ロシアW杯で適用される3つの新ルール テクノロジー導入で采配革命が起こる
W杯ロシア大会ではVARをはじめとした、3つの新しいルールが導入されることが決まっている 【写真:ロイター/アフロ】
(1)ビデオ判定
(2)延長戦における4人目の交代
(3)戦術的な目的で電子機器を使用可能に
VARは正しい判定を探すためのシステムではない
VARは試合結果に重大な影響を与える、明らかな間違いと見逃しに対して使用されるシステムである 【写真:ロイター/アフロ】
FIFA(国際サッカー連盟)によれば、VARはビデオ判定の対象場面(得点、PK、一発退場、選手誤認)における判定の正確性を、93%から98.8%に高めたとのこと。それに伴うプレー時間のロスは、1試合平均55秒。これは空費された時間として、アディショナルタイムに含められる。

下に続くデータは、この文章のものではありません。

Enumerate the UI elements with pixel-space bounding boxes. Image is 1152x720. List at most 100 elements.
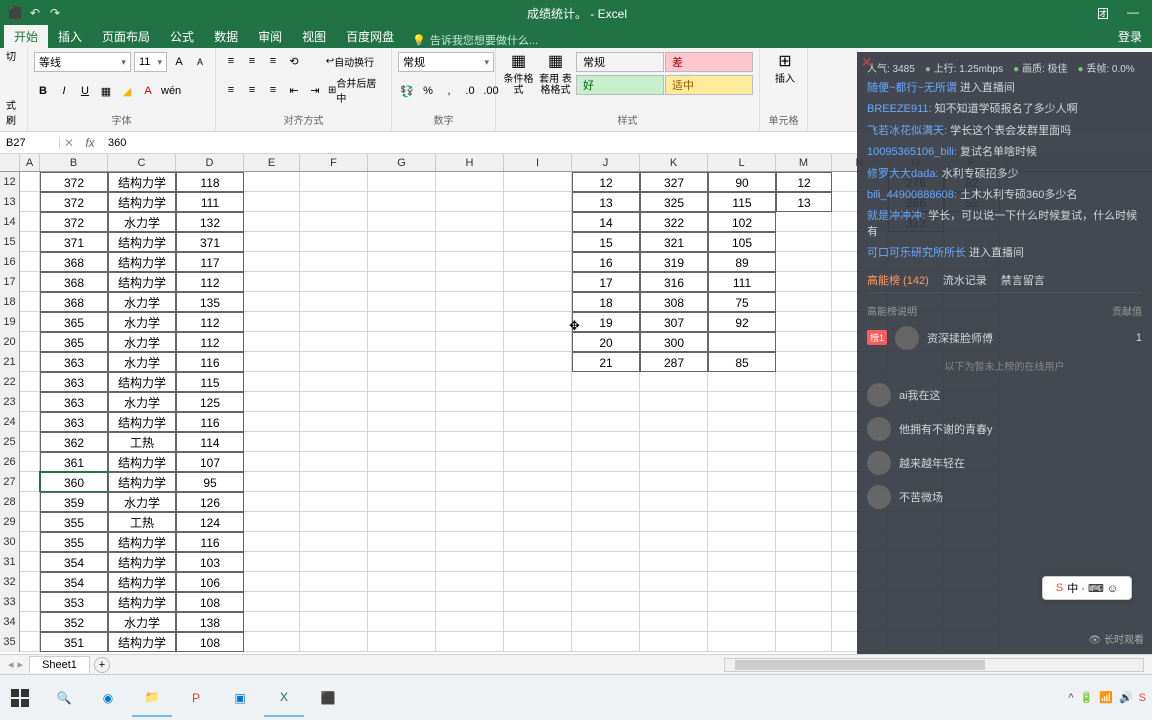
cell[interactable]: 结构力学: [108, 412, 176, 432]
cell[interactable]: [504, 332, 572, 352]
cell[interactable]: 368: [40, 292, 108, 312]
cell[interactable]: [776, 632, 832, 652]
qat-save-icon[interactable]: ⬛: [8, 6, 22, 20]
cell[interactable]: [300, 432, 368, 452]
cell[interactable]: [436, 512, 504, 532]
font-color-button[interactable]: A: [139, 82, 157, 100]
cell[interactable]: [572, 432, 640, 452]
cell[interactable]: [300, 252, 368, 272]
cell[interactable]: [572, 512, 640, 532]
row-header[interactable]: 20: [0, 332, 20, 352]
cell[interactable]: [244, 432, 300, 452]
cell[interactable]: [368, 392, 436, 412]
cell[interactable]: 368: [40, 252, 108, 272]
cell[interactable]: 14: [572, 212, 640, 232]
row-header[interactable]: 21: [0, 352, 20, 372]
tab-formula[interactable]: 公式: [160, 25, 204, 48]
cell[interactable]: [20, 432, 40, 452]
cell[interactable]: [776, 272, 832, 292]
cell[interactable]: 307: [640, 312, 708, 332]
cell[interactable]: [504, 432, 572, 452]
cell[interactable]: 结构力学: [108, 372, 176, 392]
obs-icon[interactable]: ⬛: [308, 679, 348, 717]
col-header[interactable]: F: [300, 154, 368, 171]
sheet-nav-prev-icon[interactable]: ◂: [8, 658, 14, 671]
align-center-icon[interactable]: ≡: [243, 81, 261, 99]
cell[interactable]: [776, 292, 832, 312]
cell[interactable]: 16: [572, 252, 640, 272]
qat-redo-icon[interactable]: ↷: [48, 6, 62, 20]
cell[interactable]: [708, 532, 776, 552]
cell[interactable]: [244, 272, 300, 292]
align-right-icon[interactable]: ≡: [264, 81, 282, 99]
cell[interactable]: [572, 552, 640, 572]
col-header[interactable]: A: [20, 154, 40, 171]
cell[interactable]: [776, 252, 832, 272]
cell[interactable]: 水力学: [108, 492, 176, 512]
tray-ime-icon[interactable]: S: [1139, 692, 1146, 704]
col-header[interactable]: J: [572, 154, 640, 171]
cell[interactable]: 371: [176, 232, 244, 252]
cell[interactable]: [572, 472, 640, 492]
cell[interactable]: [300, 212, 368, 232]
cell[interactable]: [504, 252, 572, 272]
cell[interactable]: 111: [708, 272, 776, 292]
cell[interactable]: 327: [640, 172, 708, 192]
cell[interactable]: 372: [40, 172, 108, 192]
cell[interactable]: [640, 412, 708, 432]
cell[interactable]: [244, 532, 300, 552]
cell[interactable]: [640, 592, 708, 612]
cell[interactable]: [504, 192, 572, 212]
cell[interactable]: [300, 232, 368, 252]
cell[interactable]: [708, 452, 776, 472]
cell[interactable]: [300, 332, 368, 352]
cell[interactable]: [776, 412, 832, 432]
row-header[interactable]: 22: [0, 372, 20, 392]
cell[interactable]: [300, 572, 368, 592]
col-header[interactable]: G: [368, 154, 436, 171]
cell[interactable]: [776, 352, 832, 372]
align-top-icon[interactable]: ≡: [222, 52, 240, 70]
indent-inc-icon[interactable]: ⇥: [306, 81, 324, 99]
cell[interactable]: [776, 312, 832, 332]
cell[interactable]: [572, 572, 640, 592]
cell[interactable]: 85: [708, 352, 776, 372]
cell[interactable]: 水力学: [108, 292, 176, 312]
col-header[interactable]: E: [244, 154, 300, 171]
cell[interactable]: [368, 512, 436, 532]
cell[interactable]: [20, 412, 40, 432]
col-header[interactable]: [0, 154, 20, 171]
minimize-icon[interactable]: —: [1126, 5, 1140, 22]
cell[interactable]: [368, 492, 436, 512]
cell[interactable]: [708, 332, 776, 352]
cell[interactable]: 363: [40, 352, 108, 372]
start-button[interactable]: [0, 679, 40, 717]
cell[interactable]: [368, 352, 436, 372]
cell[interactable]: 工热: [108, 432, 176, 452]
cell[interactable]: [368, 472, 436, 492]
cell[interactable]: 322: [640, 212, 708, 232]
cell[interactable]: [436, 192, 504, 212]
cell[interactable]: [436, 372, 504, 392]
cell[interactable]: [640, 492, 708, 512]
row-header[interactable]: 30: [0, 532, 20, 552]
cell[interactable]: [436, 332, 504, 352]
style-neutral[interactable]: 适中: [665, 75, 753, 95]
col-header[interactable]: D: [176, 154, 244, 171]
sheet-nav-next-icon[interactable]: ▸: [18, 658, 24, 671]
col-header[interactable]: I: [504, 154, 572, 171]
cell[interactable]: 368: [40, 272, 108, 292]
font-size-combo[interactable]: 11▾: [134, 52, 167, 72]
font-shrink-icon[interactable]: A: [191, 53, 209, 71]
cell[interactable]: 结构力学: [108, 532, 176, 552]
table-format-button[interactable]: ▦套用 表格格式: [539, 52, 572, 96]
cell[interactable]: 92: [708, 312, 776, 332]
cell[interactable]: 360: [40, 472, 108, 492]
cell[interactable]: 361: [40, 452, 108, 472]
cell[interactable]: [300, 612, 368, 632]
cell[interactable]: [20, 552, 40, 572]
row-header[interactable]: 28: [0, 492, 20, 512]
cell[interactable]: [436, 212, 504, 232]
cell[interactable]: [300, 372, 368, 392]
cell[interactable]: [20, 352, 40, 372]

導入した際の重要なポイントは、VARの目的を理解することだ。これは決して、正しい判定を探すためのシステムではない。試合結果に重大な影響を与える、“明らかな間違いと見逃し”に対して使用されるものだ。例えば、7:3でエキスパートの意見が分かれるような場面は、ビデオ判定の対象として適当ではない。フットボールはそもそも主観的なスポーツだ。ビデオ判定を濫用すれば、より大きな混乱と、試合の停滞を引き起こす。
この考え方はレフェリーのVARトレーニングでも重要項目とされており、同時にファンや選手、監督を含めて理解されれば、ロシアW杯でもスムーズな運用が可能になるだろう。
交代枠の追加がもたらすポジティブな変化
追加交代枠があることで、アグレッシブに攻め手を尽くすチームが増えることが予想される 【写真:ロイター/アフロ】
これは選手の安全と負傷に対する配慮、さらにPK戦にもつれる試合を減らす意味でも、有効な改革と言える。90分で3人の交代=30分あたり1人の交代枠、と考えるなら、延長の30分で4人目の交代を認めるのは、極めて合理的なアイデアだ。また、延長戦の追加交代枠があることで、監督としても90分間で3人の交代枠を使い切り、アグレッシブに攻め手を尽くすチームが増えることも予想される。
とかく昨今のW杯は決勝トーナメントに入ると、動きの少ない試合が増えがちだった。このルール改正は、ポジティブな変化をもたらすだろう。